Benchmarking on an 8MB XLSX file with nine sheets:
%timeit pd.read_excel('foo.xlsx', sheet_name=None, nrows=0).keys()
>>> 145 ms ± 50.4 ms per loop (mean ± std. dev. of 7 runs, 10 loops each)
%timeit pd.read_excel('foo.xlsx', sheet_name=None).keys()
>>> 16.5 s ± 2.04 s per loop (mean ± std. dev. of 7 runs, 1 loop each)

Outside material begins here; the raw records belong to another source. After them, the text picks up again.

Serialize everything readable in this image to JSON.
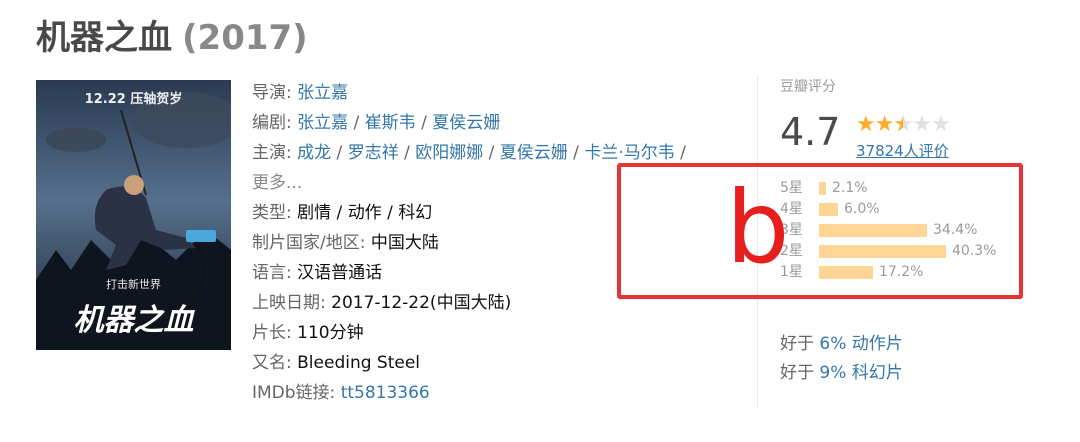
{
  "movie": {
    "title": "机器之血",
    "year": "(2017)"
  },
  "poster": {
    "top_text": "12.22 压轴贺岁",
    "slogan": "打击新世界",
    "logo_text": "机器之血"
  },
  "info": {
    "director_label": "导演:",
    "director": "张立嘉",
    "writer_label": "编剧:",
    "writers": [
      "张立嘉",
      "崔斯韦",
      "夏侯云姗"
    ],
    "cast_label": "主演:",
    "cast": [
      "成龙",
      "罗志祥",
      "欧阳娜娜",
      "夏侯云姗",
      "卡兰·马尔韦"
    ],
    "more_label": "更多...",
    "genre_label": "类型:",
    "genres": [
      "剧情",
      "动作",
      "科幻"
    ],
    "country_label": "制片国家/地区:",
    "country": "中国大陆",
    "language_label": "语言:",
    "language": "汉语普通话",
    "release_label": "上映日期:",
    "release": "2017-12-22(中国大陆)",
    "runtime_label": "片长:",
    "runtime": "110分钟",
    "aka_label": "又名:",
    "aka": "Bleeding Steel",
    "imdb_label": "IMDb链接:",
    "imdb": "tt5813366"
  },
  "rating": {
    "header": "豆瓣评分",
    "score": "4.7",
    "stars": 2.5,
    "votes": "37824人评价",
    "distribution": [
      {
        "label": "5星",
        "percent": 2.1,
        "text": "2.1%"
      },
      {
        "label": "4星",
        "percent": 6.0,
        "text": "6.0%"
      },
      {
        "label": "3星",
        "percent": 34.4,
        "text": "34.4%"
      },
      {
        "label": "2星",
        "percent": 40.3,
        "text": "40.3%"
      },
      {
        "label": "1星",
        "percent": 17.2,
        "text": "17.2%"
      }
    ]
  },
  "annotation": {
    "mark": "b",
    "color": "#e63333"
  },
  "better_than": [
    {
      "prefix": "好于",
      "value": "6% 动作片"
    },
    {
      "prefix": "好于",
      "value": "9% 科幻片"
    }
  ],
  "colors": {
    "link": "#3377aa",
    "star": "#ffac2d",
    "bar": "#ffd596",
    "title": "#494949"
  }
}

This takes advantage of the fact that (as you might expect) pandas
stops reading a sheet once it reaches nrows
(reference).
Upvotes: 3
Reputation: 39
import pandas as pd
path = "\\DB\\Expense\\reconcile\\"
file_name = "202209-v01.xlsx"
df = pd.read_excel(path + file_name, None)
print(df)
sheet_names = list(df.keys())
# print last sheet name
print(sheet_names[len(sheet_names)-1])
last_month = df.get(sheet_names[len(sheet_names)-1])
print(last_month)
Upvotes: 2
Reputation: 341
The easiest way to retrieve the sheet-names from an excel (xls., xlsx) is:
tabs = pd.ExcelFile("path").sheet_names
print(tabs)
Then to read and store the data of a particular sheet (say, sheet names are "Sheet1", "Sheet2", etc.), say "Sheet2" for example:
data = pd.read_excel("path", "Sheet2")
print(data)
Upvotes: 24
Reputation: 71
#It will work for Both '.xls' and '.xlsx' by using pandas
import pandas as pd
excel_Sheet_names = (pd.ExcelFile(excelFilePath)).sheet_names
#for '.xlsx' use only openpyxl
from openpyxl import load_workbook
excel_Sheet_names = (load_workbook(excelFilePath, read_only=True)).sheet_names
Upvotes: 6
Reputation: 135
if you read excel file
dfs = pd.ExcelFile('file')
then use
dfs.sheet_names
dfs.parse('sheetname')
another variant
df = pd.read_excel('file', sheet_name='sheetname')
Upvotes: 3
Reputation: 11
With the load_workbook readonly option, what was earlier seen as a execution seen visibly waiting for many seconds happened with milliseconds. The solution could however be still improved.
import pandas as pd
from openpyxl import load_workbook
class ExcelFile:
def __init__(self, **kwargs):
........
.....
self._SheetNames = list(load_workbook(self._name,read_only=True,keep_links=False).sheetnames)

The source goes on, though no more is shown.